Nella valle del Lamone l’antico borgo medievale di Brisighella è incorniciato da pinnacoli rocciosi, boschi rigogliosi e colli famosi per i loro ottimi vini e per la coltivazione dell’ulivo che ha nel Brisighello, certificato Dop, il suo migliore biglietto da visita.
Il paesaggio da cartolina e le sue acque minerali sulfuree e salsobromodiche, impiegate nel locale complesso termale, rendono Brisighella una meta turistica molto frequentata da chi è in cerca di una vacanza rilassante e a contatto con la natura.
All’entrata del paese si trova il Parco delle Rimembranze con la grande fontana “della Palla” e il “Fante che dorme”. Da qui stradine tortuose partono in direzione del centro, dove si trovano il palazzo comunale e la famosa via degli Asini, un passaggio sopraelevato, coperto e caratterizzato da archi di diversa dimensione usato in passato come corridoio difensivo protetto alle spalle dal colle.
Sul secondo dei tre colli sui quali si sviluppa Brisighella si erge la Rocca Veneziana fatta costruire dai Manfredi, signori di Faenza nel XIV secolo.
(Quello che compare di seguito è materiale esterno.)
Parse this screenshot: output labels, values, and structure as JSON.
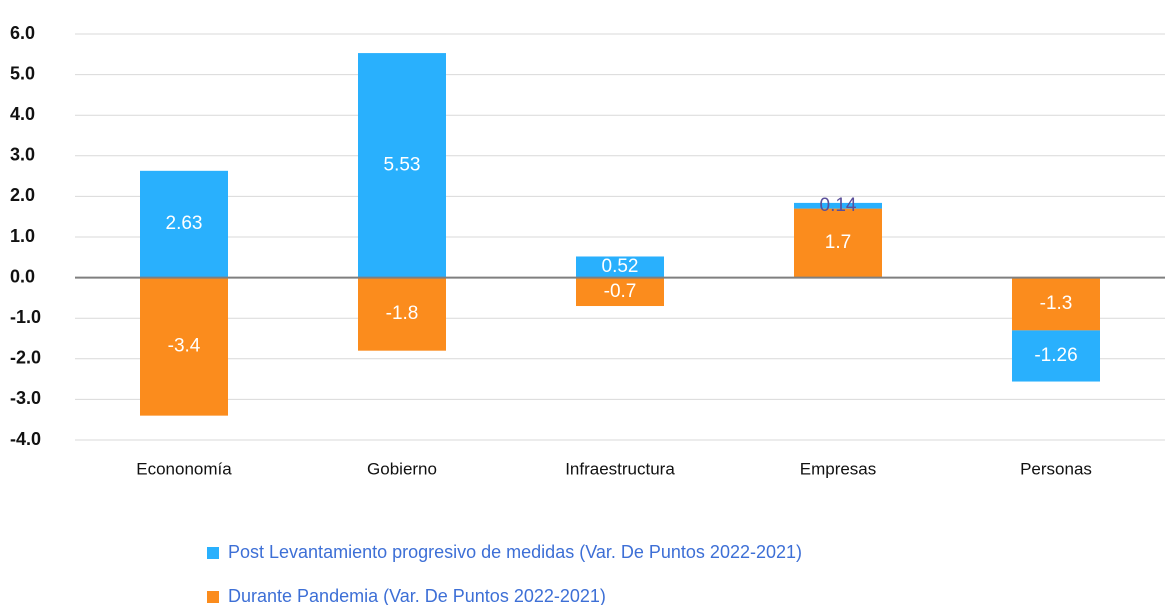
{
  "chart_data": {
    "type": "stacked_bar",
    "categories": [
      "Econonomía",
      "Gobierno",
      "Infraestructura",
      "Empresas",
      "Personas"
    ],
    "series": [
      {
        "name": "Post Levantamiento progresivo de medidas (Var. De Puntos 2022-2021)",
        "color": "#29b0fd",
        "values": [
          2.63,
          5.53,
          0.52,
          0.14,
          -1.26
        ]
      },
      {
        "name": "Durante Pandemia (Var. De Puntos 2022-2021)",
        "color": "#fb8c1d",
        "values": [
          -3.4,
          -1.8,
          -0.7,
          1.7,
          -1.3
        ]
      }
    ],
    "ylim": [
      -4,
      6
    ],
    "yticks": [
      {
        "value": 6,
        "label": "6.0"
      },
      {
        "value": 5,
        "label": "5.0"
      },
      {
        "value": 4,
        "label": "4.0"
      },
      {
        "value": 3,
        "label": "3.0"
      },
      {
        "value": 2,
        "label": "2.0"
      },
      {
        "value": 1,
        "label": "1.0"
      },
      {
        "value": 0,
        "label": "0.0"
      },
      {
        "value": -1,
        "label": "-1.0"
      },
      {
        "value": -2,
        "label": "-2.0"
      },
      {
        "value": -3,
        "label": "-3.0"
      },
      {
        "value": -4,
        "label": "-4.0"
      }
    ],
    "grid": true,
    "legend": "bottom"
  }
}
Più antica è invece la Torre dell’Orologio, baluardo difensivo risalente al 1290 che oggi ospita il Museo del Tempo, singolare esposizione sul concetto del tempo così come viene rappresentato nelle diverse filosofie e religioni.
Tra i luoghi da visitare va segnalata la Chiesa Collegiata dedicata a San Michele, di grandissimo interesse artistico per il suo portale in bronzo e una magnifica tavola del pittore forlivese Marco Palmezzano (XVI secolo). Un’altra bella tavola si trova nella Chiesa dell’Osservanza, situata lungo la strada che porta a Firenze.
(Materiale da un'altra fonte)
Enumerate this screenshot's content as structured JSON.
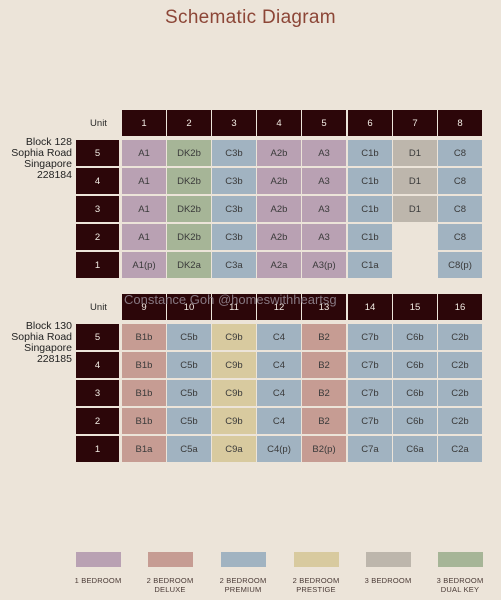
{
  "title": "Schematic Diagram",
  "watermark": "Constance Goh @homeswithheartsg",
  "colors": {
    "1 BEDROOM": "#b9a1b3",
    "2 BEDROOM DELUXE": "#c69c93",
    "2 BEDROOM PREMIUM": "#a1b3c1",
    "2 BEDROOM PRESTIGE": "#d8ca9f",
    "3 BEDROOM": "#bdb6ac",
    "3 BEDROOM DUAL KEY": "#a6b597"
  },
  "blocks": [
    {
      "name": "Block 128\nSophia Road\nSingapore\n228184",
      "unit_header": "Unit",
      "units": [
        "1",
        "2",
        "3",
        "4",
        "5",
        "6",
        "7",
        "8"
      ],
      "floors": [
        {
          "level": "5",
          "cells": [
            [
              "A1",
              "1 BEDROOM"
            ],
            [
              "DK2b",
              "3 BEDROOM DUAL KEY"
            ],
            [
              "C3b",
              "2 BEDROOM PREMIUM"
            ],
            [
              "A2b",
              "1 BEDROOM"
            ],
            [
              "A3",
              "1 BEDROOM"
            ],
            [
              "C1b",
              "2 BEDROOM PREMIUM"
            ],
            [
              "D1",
              "3 BEDROOM"
            ],
            [
              "C8",
              "2 BEDROOM PREMIUM"
            ]
          ]
        },
        {
          "level": "4",
          "cells": [
            [
              "A1",
              "1 BEDROOM"
            ],
            [
              "DK2b",
              "3 BEDROOM DUAL KEY"
            ],
            [
              "C3b",
              "2 BEDROOM PREMIUM"
            ],
            [
              "A2b",
              "1 BEDROOM"
            ],
            [
              "A3",
              "1 BEDROOM"
            ],
            [
              "C1b",
              "2 BEDROOM PREMIUM"
            ],
            [
              "D1",
              "3 BEDROOM"
            ],
            [
              "C8",
              "2 BEDROOM PREMIUM"
            ]
          ]
        },
        {
          "level": "3",
          "cells": [
            [
              "A1",
              "1 BEDROOM"
            ],
            [
              "DK2b",
              "3 BEDROOM DUAL KEY"
            ],
            [
              "C3b",
              "2 BEDROOM PREMIUM"
            ],
            [
              "A2b",
              "1 BEDROOM"
            ],
            [
              "A3",
              "1 BEDROOM"
            ],
            [
              "C1b",
              "2 BEDROOM PREMIUM"
            ],
            [
              "D1",
              "3 BEDROOM"
            ],
            [
              "C8",
              "2 BEDROOM PREMIUM"
            ]
          ]
        },
        {
          "level": "2",
          "cells": [
            [
              "A1",
              "1 BEDROOM"
            ],
            [
              "DK2b",
              "3 BEDROOM DUAL KEY"
            ],
            [
              "C3b",
              "2 BEDROOM PREMIUM"
            ],
            [
              "A2b",
              "1 BEDROOM"
            ],
            [
              "A3",
              "1 BEDROOM"
            ],
            [
              "C1b",
              "2 BEDROOM PREMIUM"
            ],
            null,
            [
              "C8",
              "2 BEDROOM PREMIUM"
            ]
          ]
        },
        {
          "level": "1",
          "cells": [
            [
              "A1(p)",
              "1 BEDROOM"
            ],
            [
              "DK2a",
              "3 BEDROOM DUAL KEY"
            ],
            [
              "C3a",
              "2 BEDROOM PREMIUM"
            ],
            [
              "A2a",
              "1 BEDROOM"
            ],
            [
              "A3(p)",
              "1 BEDROOM"
            ],
            [
              "C1a",
              "2 BEDROOM PREMIUM"
            ],
            null,
            [
              "C8(p)",
              "2 BEDROOM PREMIUM"
            ]
          ]
        }
      ]
    },
    {
      "name": "Block 130\nSophia Road\nSingapore\n228185",
      "unit_header": "Unit",
      "units": [
        "9",
        "10",
        "11",
        "12",
        "13",
        "14",
        "15",
        "16"
      ],
      "floors": [
        {
          "level": "5",
          "cells": [
            [
              "B1b",
              "2 BEDROOM DELUXE"
            ],
            [
              "C5b",
              "2 BEDROOM PREMIUM"
            ],
            [
              "C9b",
              "2 BEDROOM PRESTIGE"
            ],
            [
              "C4",
              "2 BEDROOM PREMIUM"
            ],
            [
              "B2",
              "2 BEDROOM DELUXE"
            ],
            [
              "C7b",
              "2 BEDROOM PREMIUM"
            ],
            [
              "C6b",
              "2 BEDROOM PREMIUM"
            ],
            [
              "C2b",
              "2 BEDROOM PREMIUM"
            ]
          ]
        },
        {
          "level": "4",
          "cells": [
            [
              "B1b",
              "2 BEDROOM DELUXE"
            ],
            [
              "C5b",
              "2 BEDROOM PREMIUM"
            ],
            [
              "C9b",
              "2 BEDROOM PRESTIGE"
            ],
            [
              "C4",
              "2 BEDROOM PREMIUM"
            ],
            [
              "B2",
              "2 BEDROOM DELUXE"
            ],
            [
              "C7b",
              "2 BEDROOM PREMIUM"
            ],
            [
              "C6b",
              "2 BEDROOM PREMIUM"
            ],
            [
              "C2b",
              "2 BEDROOM PREMIUM"
            ]
          ]
        },
        {
          "level": "3",
          "cells": [
            [
              "B1b",
              "2 BEDROOM DELUXE"
            ],
            [
              "C5b",
              "2 BEDROOM PREMIUM"
            ],
            [
              "C9b",
              "2 BEDROOM PRESTIGE"
            ],
            [
              "C4",
              "2 BEDROOM PREMIUM"
            ],
            [
              "B2",
              "2 BEDROOM DELUXE"
            ],
            [
              "C7b",
              "2 BEDROOM PREMIUM"
            ],
            [
              "C6b",
              "2 BEDROOM PREMIUM"
            ],
            [
              "C2b",
              "2 BEDROOM PREMIUM"
            ]
          ]
        },
        {
          "level": "2",
          "cells": [
            [
              "B1b",
              "2 BEDROOM DELUXE"
            ],
            [
              "C5b",
              "2 BEDROOM PREMIUM"
            ],
            [
              "C9b",
              "2 BEDROOM PRESTIGE"
            ],
            [
              "C4",
              "2 BEDROOM PREMIUM"
            ],
            [
              "B2",
              "2 BEDROOM DELUXE"
            ],
            [
              "C7b",
              "2 BEDROOM PREMIUM"
            ],
            [
              "C6b",
              "2 BEDROOM PREMIUM"
            ],
            [
              "C2b",
              "2 BEDROOM PREMIUM"
            ]
          ]
        },
        {
          "level": "1",
          "cells": [
            [
              "B1a",
              "2 BEDROOM DELUXE"
            ],
            [
              "C5a",
              "2 BEDROOM PREMIUM"
            ],
            [
              "C9a",
              "2 BEDROOM PRESTIGE"
            ],
            [
              "C4(p)",
              "2 BEDROOM PREMIUM"
            ],
            [
              "B2(p)",
              "2 BEDROOM DELUXE"
            ],
            [
              "C7a",
              "2 BEDROOM PREMIUM"
            ],
            [
              "C6a",
              "2 BEDROOM PREMIUM"
            ],
            [
              "C2a",
              "2 BEDROOM PREMIUM"
            ]
          ]
        }
      ]
    }
  ],
  "legend": [
    {
      "label": "1 BEDROOM",
      "color": "#b9a1b3"
    },
    {
      "label": "2 BEDROOM\nDELUXE",
      "color": "#c69c93"
    },
    {
      "label": "2 BEDROOM\nPREMIUM",
      "color": "#a1b3c1"
    },
    {
      "label": "2 BEDROOM\nPRESTIGE",
      "color": "#d8ca9f"
    },
    {
      "label": "3 BEDROOM",
      "color": "#bdb6ac"
    },
    {
      "label": "3 BEDROOM\nDUAL KEY",
      "color": "#a6b597"
    }
  ]
}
Sul terzo colle di Brisighella si erge il Santuario del Monticino, costruito sul gesso nel Settecento e dal quale si può godere una splendida veduta del borgo e dell’intera valle del Lamone. Nel museo civico “Giuseppe Ugonia”, infine, sono raccolte opere del litografo vissuto a cavallo tra Ottocento e Novecento, insieme a tele del Guercino e di Nicolò Paganelli, terracotte policrome, ceramiche settecentesche e preziosi manufatti di oreficeria locale.
Uscendo dal paese, a circa un chilometro di distanza si incontra la Pieve di san Giovanni in Ottavo, conosciuta come Pieve del Tho ed edificata probabilmente tra l’VIII e il X secolo. In stile romanico, presenta un interno di grande suggestione, con numerosi elementi architettonici di età romana usati con funzioni diverse da quelle.
Meta di escursioni sono il Parco del Carnè con il suo paesaggio tipicamente carsico che rappresenta uno degli angoli più belli della Vena del Gesso romagnola, la cui formazione geologica risale all'età messiniana (6,5 - 5,5 milioni di anni fa) e dove si trovano quasi duecento grotte: di queste la Tana del Re Tiberio (attualmente chiusa per lavori) - presso Borgo Rivola - e la Grotta Tanaccia - non lontana da Brisighella - sono forse le più importanti, anche per essere state frequentate fin dall'epoca preistorica.
A Brisighella sono numerose le manifestazioni e le iniziative che invitano a una visita. L’appuntamento più noto che attira ogni anno migliaia di visitatori sono le Feste Medioevali brisighellesi. Appuntamenti golosi da non perdere sono nelle domeniche di novembre Le delizie del porcello, festa che ripropone l'antico rito con l'uccisione del maiale e la lavorazione della carne da parte di abilissimi norcini, la sagra della pera volpina, che ha contribuito alla riscoperta di questo frutto dimenticato, altra domenica è dedicata al tartufo e l’ultima sagra celebra l’olio extra vergine, il "Brisighello".